In a world where people and the environment are often in conflict, it was uplifting to hear that on this far-flung and little-known speck, the reverse may be true. Christmas Island was named 378 years ago, but its new accessibility presents us with an exciting gift, waiting to be unwrapped by a whole new wave of visitors. And this time we won’t take it for granted.

The Trip

Getting there: Although no direct flights to Jakarta, there are many options with one stop, including Garuda International. Flights take around 18 hours. There is a weekly Garuda charter flight from Jakarta to Christmas Island; flight time is 80 mins. More information on christmas.net.au

Accommodation: The Sunset is a well-named two-storey hotel that is stupendously located on a west-facing headland overlooking the sea, with its own small swimming pool.

The rather chic Mango Tree Lodge  is a stylishly decorated, comfortable hotel with striking artwork on the walls.

VQ3 Lodge is modern and functional, and set in a lush array of gardens.
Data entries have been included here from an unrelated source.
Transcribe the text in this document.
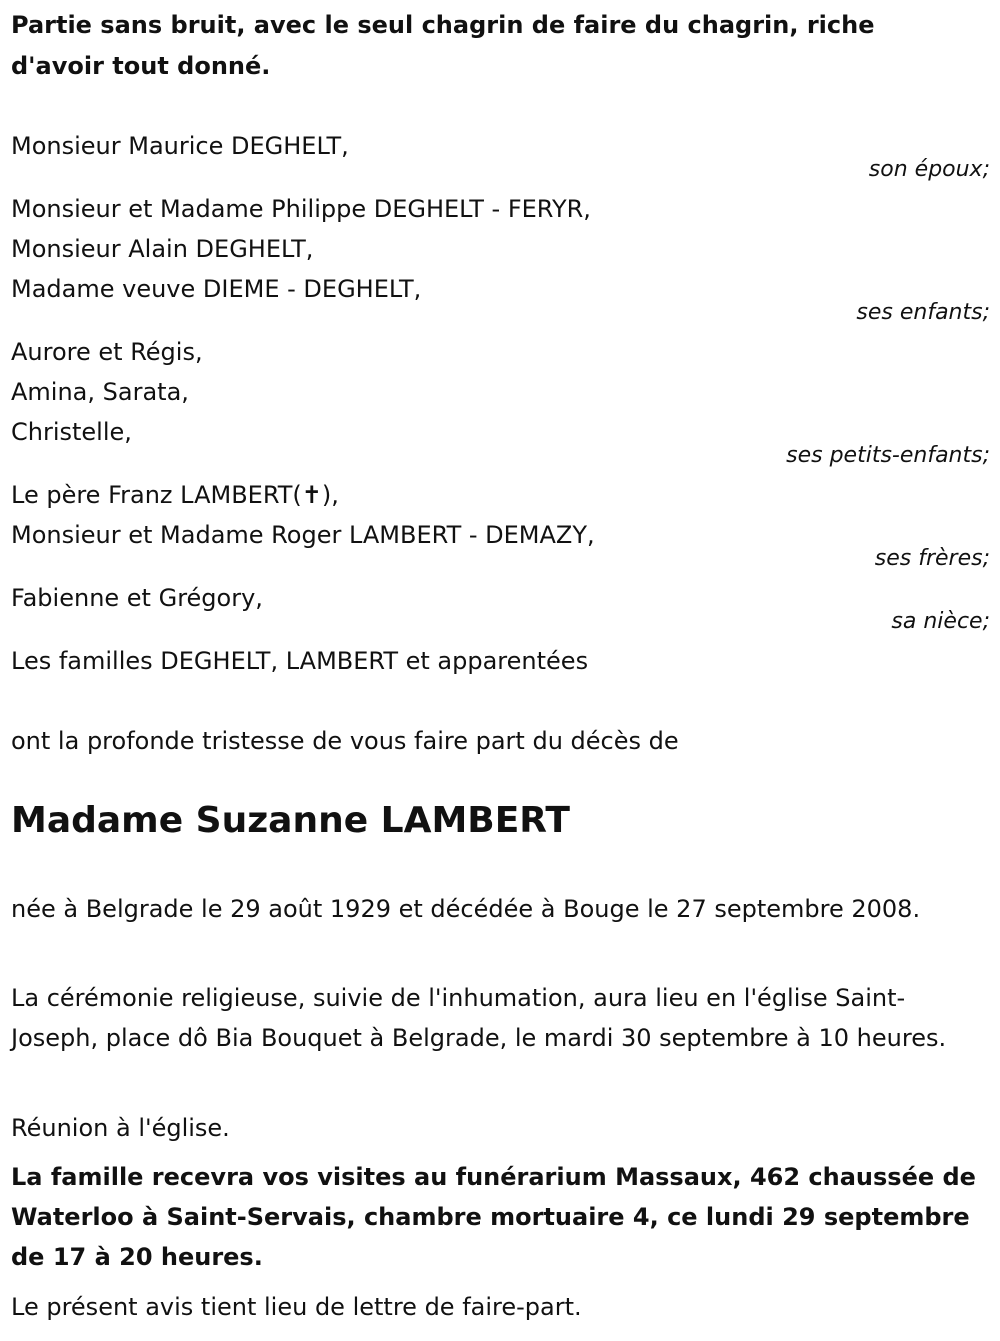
Partie sans bruit, avec le seul chagrin de faire du chagrin, riche d'avoir tout donné.

Monsieur Maurice DEGHELT,
son époux;
Monsieur et Madame Philippe DEGHELT - FERYR,
Monsieur Alain DEGHELT,
Madame veuve DIEME - DEGHELT,
ses enfants;
Aurore et Régis,
Amina, Sarata,
Christelle,
ses petits-enfants;
Le père Franz LAMBERT(✝),
Monsieur et Madame Roger LAMBERT - DEMAZY,
ses frères;
Fabienne et Grégory,
sa nièce;
Les familles DEGHELT, LAMBERT et apparentées
ont la profonde tristesse de vous faire part du décès de
Madame Suzanne LAMBERT

née à Belgrade le 29 août 1929 et décédée à Bouge le 27 septembre 2008.

La cérémonie religieuse, suivie de l'inhumation, aura lieu en l'église Saint-Joseph, place dô Bia Bouquet à Belgrade, le mardi 30 septembre à 10 heures.

Réunion à l'église.

La famille recevra vos visites au funérarium Massaux, 462 chaussée de Waterloo à Saint-Servais, chambre mortuaire 4, ce lundi 29 septembre de 17 à 20 heures.

Le présent avis tient lieu de lettre de faire-part.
Christmas Island highlights

1. Flying Fish Cove

The main settlement, only natural harbour and the island’s largest beach. It has a multicultural atmosphere thanks to its Chinese, Malay and ‘European’ quarters.

2. The Grotto

A natural sea cave with access from the land. Swim in gin-clear water strangely lit by slanting shafts of light.

3. Margaret Knoll

Epic lookout point on a precipitous cliff. Excellent for watching frigatebirds battle with boobies.

4. The Blowholes

A series of rocky lava promontories that rumble with waves and tidal pressure, erupting in frequent geyser-like explosions of seawater.

5: Dolly Beach

This remote, Robinson Crusoe-esque beach is cradled by cliffs and remains a year-round nesting site for sea turtles.

6. South Point Temple

Incense drifts ghost-like across statues and food offerings at a forlorn Taoist temple on one of the remotest headlands.

7. Hugh's Dale Waterfall

A deep depression in an enchanted forest where exquisite natural rimstone pools have formed under the torrent of a waterfall.

8. Pink House

A wildlife research station in the heart of the National Park, where endangered critters (and the projects helping to save them from extinction) can be seen.